La restauration d’un revêtement de maçonnerie exige un niveau de sécurité très élevé et une application attentive et scrupuleuse lors de l’installation et mise en œuvre des travaux. Exemple : La surcharge des échafaudages, être mal ancré au mur et bien d’autres facteurs représentent des risques très élevés puisque les murs sont généralement dans de piteux états.

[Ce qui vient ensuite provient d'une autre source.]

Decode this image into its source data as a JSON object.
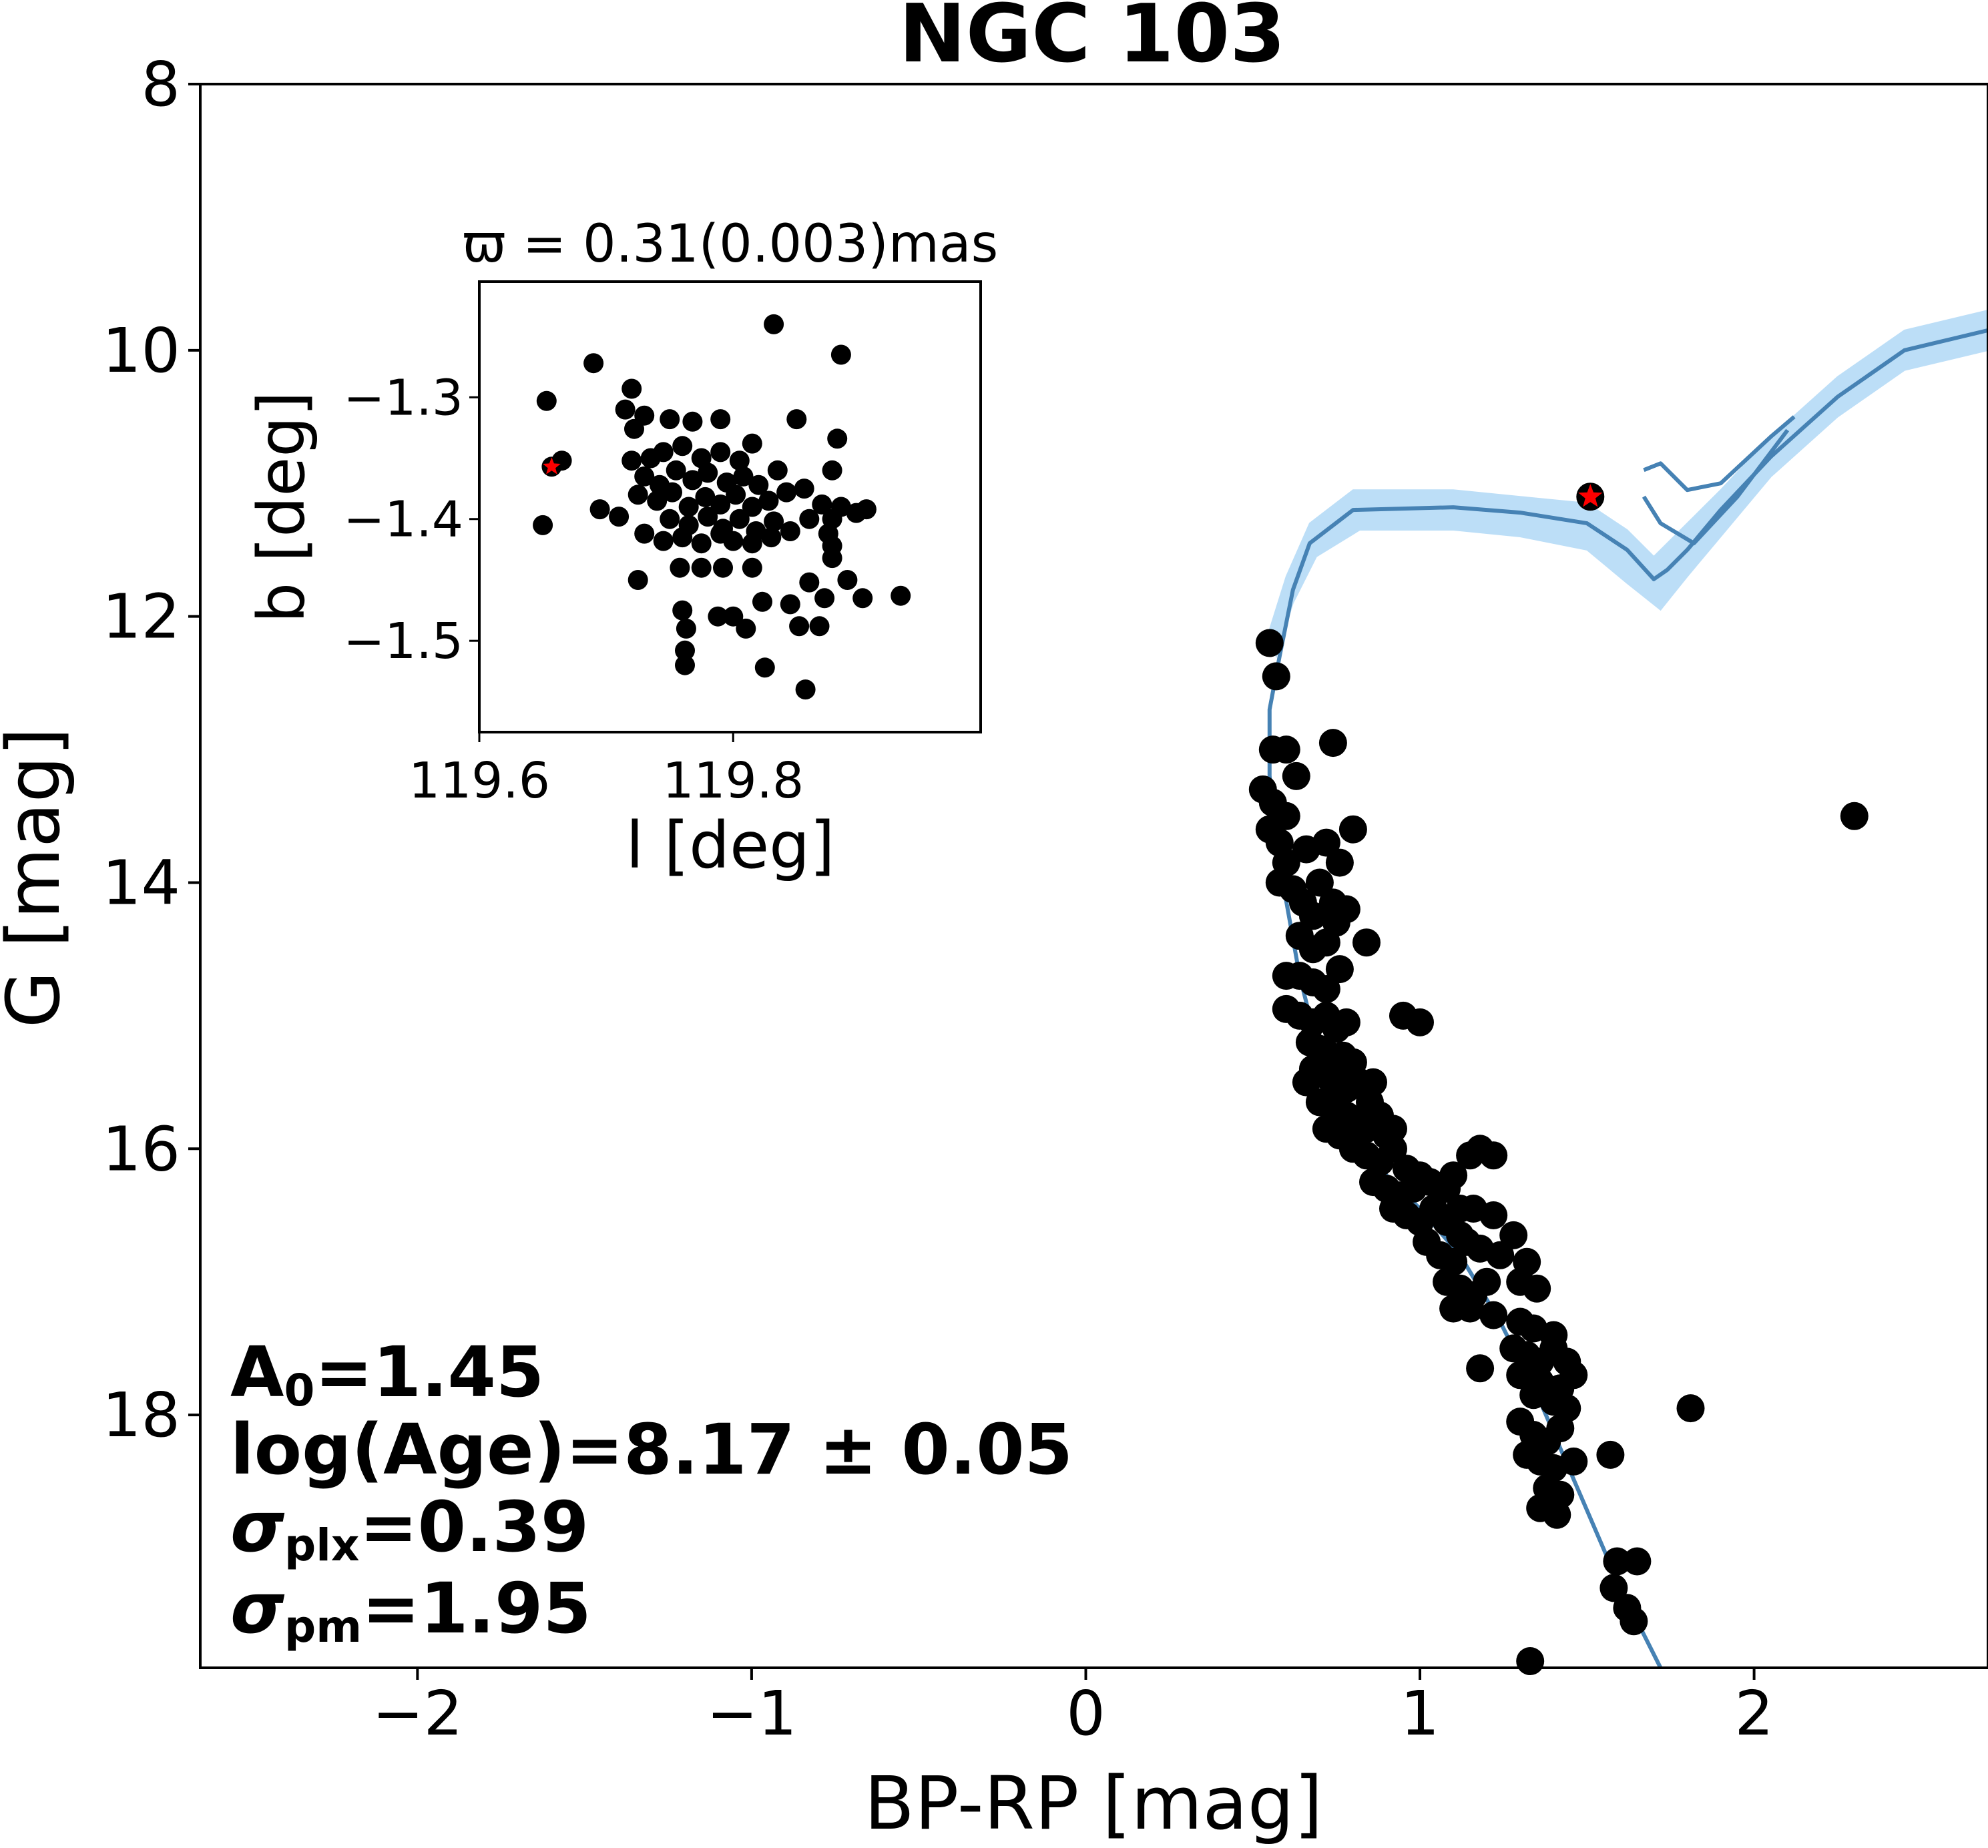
{
  "chart_data": [
    {
      "type": "scatter",
      "title": "NGC 103",
      "xlabel": "BP-RP [mag]",
      "ylabel": "G [mag]",
      "xlim": [
        -2.65,
        2.7
      ],
      "ylim": [
        19.9,
        8.0
      ],
      "y_inverted": true,
      "xticks": [
        -2,
        -1,
        0,
        1,
        2
      ],
      "xtick_labels": [
        "−2",
        "−1",
        "0",
        "1",
        "2"
      ],
      "yticks": [
        8,
        10,
        12,
        14,
        16,
        18
      ],
      "ytick_labels": [
        "8",
        "10",
        "12",
        "14",
        "16",
        "18"
      ],
      "grid": false,
      "colors": {
        "points": "#000000",
        "isochrone": "#4682b4",
        "band": "#a6d3f5",
        "highlight": "#ff0000"
      },
      "annotations": {
        "a0": {
          "main": "A",
          "sub": "0",
          "rest": "=1.45"
        },
        "age": "log(Age)=8.17 ± 0.05",
        "plx": {
          "main": "σ",
          "sub": "plx",
          "rest": "=0.39"
        },
        "pm": {
          "main": "σ",
          "sub": "pm",
          "rest": "=1.95"
        }
      },
      "highlight_star": {
        "x": 1.51,
        "y": 11.1
      },
      "isochrone": {
        "main": [
          [
            1.72,
            19.9
          ],
          [
            1.6,
            19.3
          ],
          [
            1.48,
            18.6
          ],
          [
            1.36,
            17.9
          ],
          [
            1.24,
            17.3
          ],
          [
            1.12,
            16.8
          ],
          [
            1.0,
            16.45
          ],
          [
            0.88,
            16.15
          ],
          [
            0.78,
            15.8
          ],
          [
            0.7,
            15.3
          ],
          [
            0.64,
            14.7
          ],
          [
            0.59,
            14.0
          ],
          [
            0.55,
            13.2
          ],
          [
            0.55,
            12.7
          ],
          [
            0.58,
            12.3
          ],
          [
            0.62,
            11.8
          ],
          [
            0.67,
            11.45
          ],
          [
            0.8,
            11.2
          ],
          [
            1.1,
            11.18
          ],
          [
            1.3,
            11.22
          ],
          [
            1.5,
            11.3
          ],
          [
            1.62,
            11.5
          ],
          [
            1.7,
            11.72
          ],
          [
            1.74,
            11.65
          ],
          [
            1.8,
            11.5
          ],
          [
            1.9,
            11.2
          ],
          [
            2.05,
            10.8
          ],
          [
            2.25,
            10.35
          ],
          [
            2.45,
            10.0
          ],
          [
            2.7,
            9.85
          ]
        ],
        "upper": [
          [
            0.55,
            12.1
          ],
          [
            0.6,
            11.7
          ],
          [
            0.67,
            11.3
          ],
          [
            0.8,
            11.05
          ],
          [
            1.1,
            11.05
          ],
          [
            1.3,
            11.1
          ],
          [
            1.5,
            11.15
          ],
          [
            1.62,
            11.35
          ],
          [
            1.7,
            11.55
          ],
          [
            1.8,
            11.3
          ],
          [
            1.9,
            11.05
          ],
          [
            2.05,
            10.65
          ],
          [
            2.25,
            10.2
          ],
          [
            2.45,
            9.85
          ],
          [
            2.7,
            9.7
          ]
        ],
        "lower": [
          [
            0.57,
            12.3
          ],
          [
            0.62,
            11.9
          ],
          [
            0.69,
            11.55
          ],
          [
            0.82,
            11.35
          ],
          [
            1.1,
            11.35
          ],
          [
            1.3,
            11.4
          ],
          [
            1.5,
            11.5
          ],
          [
            1.62,
            11.75
          ],
          [
            1.72,
            11.95
          ],
          [
            1.8,
            11.7
          ],
          [
            1.9,
            11.4
          ],
          [
            2.05,
            10.95
          ],
          [
            2.25,
            10.5
          ],
          [
            2.45,
            10.15
          ],
          [
            2.7,
            10.0
          ]
        ],
        "branch": [
          [
            1.67,
            10.9
          ],
          [
            1.72,
            10.85
          ],
          [
            1.8,
            11.05
          ],
          [
            1.9,
            11.0
          ],
          [
            2.05,
            10.65
          ],
          [
            2.12,
            10.5
          ]
        ],
        "branch2": [
          [
            1.67,
            11.1
          ],
          [
            1.72,
            11.3
          ],
          [
            1.82,
            11.45
          ],
          [
            1.95,
            11.1
          ],
          [
            2.1,
            10.6
          ]
        ]
      },
      "points": [
        [
          0.55,
          12.2
        ],
        [
          0.57,
          12.45
        ],
        [
          0.53,
          13.3
        ],
        [
          0.56,
          13.0
        ],
        [
          0.6,
          13.0
        ],
        [
          0.56,
          13.4
        ],
        [
          0.6,
          13.5
        ],
        [
          0.63,
          13.2
        ],
        [
          0.74,
          12.95
        ],
        [
          0.55,
          13.6
        ],
        [
          0.58,
          13.7
        ],
        [
          0.6,
          13.85
        ],
        [
          0.66,
          13.75
        ],
        [
          0.72,
          13.7
        ],
        [
          0.76,
          13.85
        ],
        [
          0.8,
          13.6
        ],
        [
          0.58,
          14.0
        ],
        [
          0.62,
          14.05
        ],
        [
          0.65,
          14.15
        ],
        [
          0.68,
          14.25
        ],
        [
          0.7,
          14.0
        ],
        [
          0.74,
          14.15
        ],
        [
          0.78,
          14.2
        ],
        [
          0.64,
          14.4
        ],
        [
          0.68,
          14.5
        ],
        [
          0.72,
          14.45
        ],
        [
          0.75,
          14.3
        ],
        [
          0.84,
          14.45
        ],
        [
          0.6,
          14.7
        ],
        [
          0.64,
          14.7
        ],
        [
          0.68,
          14.75
        ],
        [
          0.72,
          14.8
        ],
        [
          0.76,
          14.65
        ],
        [
          0.6,
          14.95
        ],
        [
          0.64,
          15.0
        ],
        [
          0.68,
          15.05
        ],
        [
          0.72,
          15.0
        ],
        [
          0.75,
          15.1
        ],
        [
          0.78,
          15.05
        ],
        [
          0.95,
          15.0
        ],
        [
          1.0,
          15.05
        ],
        [
          0.67,
          15.2
        ],
        [
          0.7,
          15.25
        ],
        [
          0.73,
          15.3
        ],
        [
          0.77,
          15.3
        ],
        [
          0.8,
          15.35
        ],
        [
          0.68,
          15.4
        ],
        [
          0.72,
          15.45
        ],
        [
          0.75,
          15.5
        ],
        [
          0.66,
          15.5
        ],
        [
          0.78,
          15.55
        ],
        [
          0.82,
          15.5
        ],
        [
          0.86,
          15.5
        ],
        [
          0.7,
          15.65
        ],
        [
          0.74,
          15.7
        ],
        [
          0.78,
          15.75
        ],
        [
          0.82,
          15.8
        ],
        [
          0.85,
          15.65
        ],
        [
          0.88,
          15.75
        ],
        [
          0.72,
          15.85
        ],
        [
          0.76,
          15.9
        ],
        [
          0.8,
          15.95
        ],
        [
          0.84,
          15.85
        ],
        [
          0.9,
          15.9
        ],
        [
          0.92,
          15.85
        ],
        [
          0.8,
          16.0
        ],
        [
          0.84,
          16.05
        ],
        [
          0.88,
          16.1
        ],
        [
          0.92,
          16.0
        ],
        [
          0.96,
          16.15
        ],
        [
          1.0,
          16.2
        ],
        [
          0.86,
          16.25
        ],
        [
          0.9,
          16.3
        ],
        [
          0.94,
          16.35
        ],
        [
          0.98,
          16.3
        ],
        [
          1.03,
          16.25
        ],
        [
          1.08,
          16.3
        ],
        [
          1.1,
          16.2
        ],
        [
          1.15,
          16.05
        ],
        [
          1.18,
          16.0
        ],
        [
          1.22,
          16.05
        ],
        [
          1.12,
          16.45
        ],
        [
          0.92,
          16.45
        ],
        [
          0.96,
          16.5
        ],
        [
          1.0,
          16.55
        ],
        [
          1.04,
          16.45
        ],
        [
          1.08,
          16.55
        ],
        [
          1.12,
          16.65
        ],
        [
          1.16,
          16.45
        ],
        [
          1.22,
          16.5
        ],
        [
          1.02,
          16.7
        ],
        [
          1.06,
          16.8
        ],
        [
          1.1,
          16.85
        ],
        [
          1.14,
          16.7
        ],
        [
          1.18,
          16.75
        ],
        [
          1.24,
          16.8
        ],
        [
          1.28,
          16.65
        ],
        [
          1.32,
          16.85
        ],
        [
          1.08,
          17.0
        ],
        [
          1.12,
          17.05
        ],
        [
          1.16,
          17.1
        ],
        [
          1.2,
          17.0
        ],
        [
          1.3,
          17.0
        ],
        [
          1.35,
          17.05
        ],
        [
          1.1,
          17.2
        ],
        [
          1.15,
          17.2
        ],
        [
          1.22,
          17.25
        ],
        [
          1.3,
          17.3
        ],
        [
          1.34,
          17.35
        ],
        [
          1.4,
          17.4
        ],
        [
          1.28,
          17.5
        ],
        [
          1.32,
          17.55
        ],
        [
          1.36,
          17.6
        ],
        [
          1.4,
          17.5
        ],
        [
          1.44,
          17.6
        ],
        [
          1.18,
          17.65
        ],
        [
          1.3,
          17.7
        ],
        [
          1.36,
          17.75
        ],
        [
          1.42,
          17.8
        ],
        [
          1.46,
          17.7
        ],
        [
          1.34,
          17.85
        ],
        [
          1.4,
          17.9
        ],
        [
          1.44,
          17.95
        ],
        [
          1.3,
          18.05
        ],
        [
          1.34,
          18.15
        ],
        [
          1.38,
          18.2
        ],
        [
          1.42,
          18.1
        ],
        [
          1.32,
          18.3
        ],
        [
          1.36,
          18.35
        ],
        [
          1.4,
          18.4
        ],
        [
          1.46,
          18.35
        ],
        [
          1.38,
          18.55
        ],
        [
          1.42,
          18.6
        ],
        [
          1.36,
          18.7
        ],
        [
          1.41,
          18.75
        ],
        [
          1.81,
          17.95
        ],
        [
          1.57,
          18.3
        ],
        [
          1.59,
          19.1
        ],
        [
          1.65,
          19.1
        ],
        [
          1.58,
          19.3
        ],
        [
          1.62,
          19.45
        ],
        [
          1.64,
          19.55
        ],
        [
          1.33,
          19.85
        ],
        [
          2.3,
          13.5
        ],
        [
          1.51,
          11.1
        ]
      ]
    },
    {
      "type": "scatter",
      "title": "ϖ = 0.31(0.003)mas",
      "xlabel": "l [deg]",
      "ylabel": "b [deg]",
      "xlim": [
        119.6,
        119.995
      ],
      "ylim": [
        -1.575,
        -1.205
      ],
      "xticks": [
        119.6,
        119.8
      ],
      "xtick_labels": [
        "119.6",
        "119.8"
      ],
      "yticks": [
        -1.3,
        -1.4,
        -1.5
      ],
      "ytick_labels": [
        "−1.3",
        "−1.4",
        "−1.5"
      ],
      "grid": false,
      "highlight_star": {
        "x": 119.657,
        "y": -1.357
      },
      "points": [
        [
          119.832,
          -1.24
        ],
        [
          119.885,
          -1.265
        ],
        [
          119.69,
          -1.272
        ],
        [
          119.653,
          -1.303
        ],
        [
          119.72,
          -1.293
        ],
        [
          119.665,
          -1.352
        ],
        [
          119.65,
          -1.405
        ],
        [
          119.695,
          -1.392
        ],
        [
          119.71,
          -1.398
        ],
        [
          119.715,
          -1.31
        ],
        [
          119.722,
          -1.326
        ],
        [
          119.73,
          -1.315
        ],
        [
          119.75,
          -1.318
        ],
        [
          119.768,
          -1.32
        ],
        [
          119.79,
          -1.318
        ],
        [
          119.85,
          -1.318
        ],
        [
          119.882,
          -1.334
        ],
        [
          119.72,
          -1.352
        ],
        [
          119.735,
          -1.35
        ],
        [
          119.745,
          -1.345
        ],
        [
          119.76,
          -1.34
        ],
        [
          119.775,
          -1.35
        ],
        [
          119.79,
          -1.345
        ],
        [
          119.805,
          -1.352
        ],
        [
          119.815,
          -1.338
        ],
        [
          119.73,
          -1.365
        ],
        [
          119.742,
          -1.372
        ],
        [
          119.755,
          -1.36
        ],
        [
          119.768,
          -1.368
        ],
        [
          119.78,
          -1.362
        ],
        [
          119.795,
          -1.37
        ],
        [
          119.808,
          -1.365
        ],
        [
          119.82,
          -1.372
        ],
        [
          119.835,
          -1.36
        ],
        [
          119.878,
          -1.36
        ],
        [
          119.725,
          -1.38
        ],
        [
          119.74,
          -1.385
        ],
        [
          119.752,
          -1.378
        ],
        [
          119.765,
          -1.39
        ],
        [
          119.778,
          -1.382
        ],
        [
          119.79,
          -1.388
        ],
        [
          119.802,
          -1.38
        ],
        [
          119.815,
          -1.39
        ],
        [
          119.828,
          -1.385
        ],
        [
          119.842,
          -1.378
        ],
        [
          119.856,
          -1.375
        ],
        [
          119.87,
          -1.388
        ],
        [
          119.885,
          -1.39
        ],
        [
          119.75,
          -1.4
        ],
        [
          119.765,
          -1.405
        ],
        [
          119.78,
          -1.398
        ],
        [
          119.792,
          -1.408
        ],
        [
          119.805,
          -1.4
        ],
        [
          119.818,
          -1.41
        ],
        [
          119.832,
          -1.402
        ],
        [
          119.845,
          -1.41
        ],
        [
          119.86,
          -1.4
        ],
        [
          119.878,
          -1.4
        ],
        [
          119.897,
          -1.395
        ],
        [
          119.905,
          -1.392
        ],
        [
          119.875,
          -1.412
        ],
        [
          119.73,
          -1.412
        ],
        [
          119.745,
          -1.418
        ],
        [
          119.76,
          -1.415
        ],
        [
          119.775,
          -1.42
        ],
        [
          119.79,
          -1.412
        ],
        [
          119.8,
          -1.418
        ],
        [
          119.815,
          -1.42
        ],
        [
          119.83,
          -1.415
        ],
        [
          119.758,
          -1.44
        ],
        [
          119.775,
          -1.44
        ],
        [
          119.792,
          -1.44
        ],
        [
          119.815,
          -1.44
        ],
        [
          119.878,
          -1.422
        ],
        [
          119.878,
          -1.432
        ],
        [
          119.86,
          -1.452
        ],
        [
          119.89,
          -1.45
        ],
        [
          119.76,
          -1.475
        ],
        [
          119.788,
          -1.48
        ],
        [
          119.823,
          -1.468
        ],
        [
          119.845,
          -1.47
        ],
        [
          119.872,
          -1.465
        ],
        [
          119.8,
          -1.48
        ],
        [
          119.902,
          -1.465
        ],
        [
          119.725,
          -1.45
        ],
        [
          119.932,
          -1.463
        ],
        [
          119.763,
          -1.49
        ],
        [
          119.81,
          -1.49
        ],
        [
          119.852,
          -1.488
        ],
        [
          119.868,
          -1.488
        ],
        [
          119.762,
          -1.508
        ],
        [
          119.762,
          -1.52
        ],
        [
          119.825,
          -1.522
        ],
        [
          119.857,
          -1.54
        ],
        [
          119.657,
          -1.357
        ]
      ]
    }
  ]
}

En plus, l’entrepreneur doit pendant les travaux s’assurer de la protection des autres parties du bâtiment où se situent les travaux ainsi que des passants et du bien d’autrui.

 

 

Méthodologie des travaux

 

1 Jointoiement et Rejointoiement

 

Le rejointoiement doit être effectué selon les règles de l’art du métier tel que décrit à l’article 5.2.10 de la norme A371-94 :

 

A371-94  5.2.10

Avant de jointoyer ou de rejointoyer, les joints de mortier doivent être raclés plats sur une profondeur de 2 à 21/2 fois l’épaisseur du joint. Il faut enlever le mortier des deux surfaces de la maçonnerie adjacente ainsi que tout le mortier non adhérent, et saturer les joints d’eau propre. Une fois que l’eau en surface est absorbée, il faut complètement regarnir les joints à l’aide d’un mortier bien tassé et compatible avec l’élément et avec le mortier existant.

 

  • § Le remplissage doit se faire en 2 phases de ½ pouce bien distinct pour obtenir une bonne adhérence et éviter tout retrait possible du nouveau mortier.

 

  • § Lors de l’évidement des joints, il faut éviter d’endommager la brique

 

  • § Aucun adjuvant, colle ou autre produit ne doit être ajouté au mortier de rejointoiement.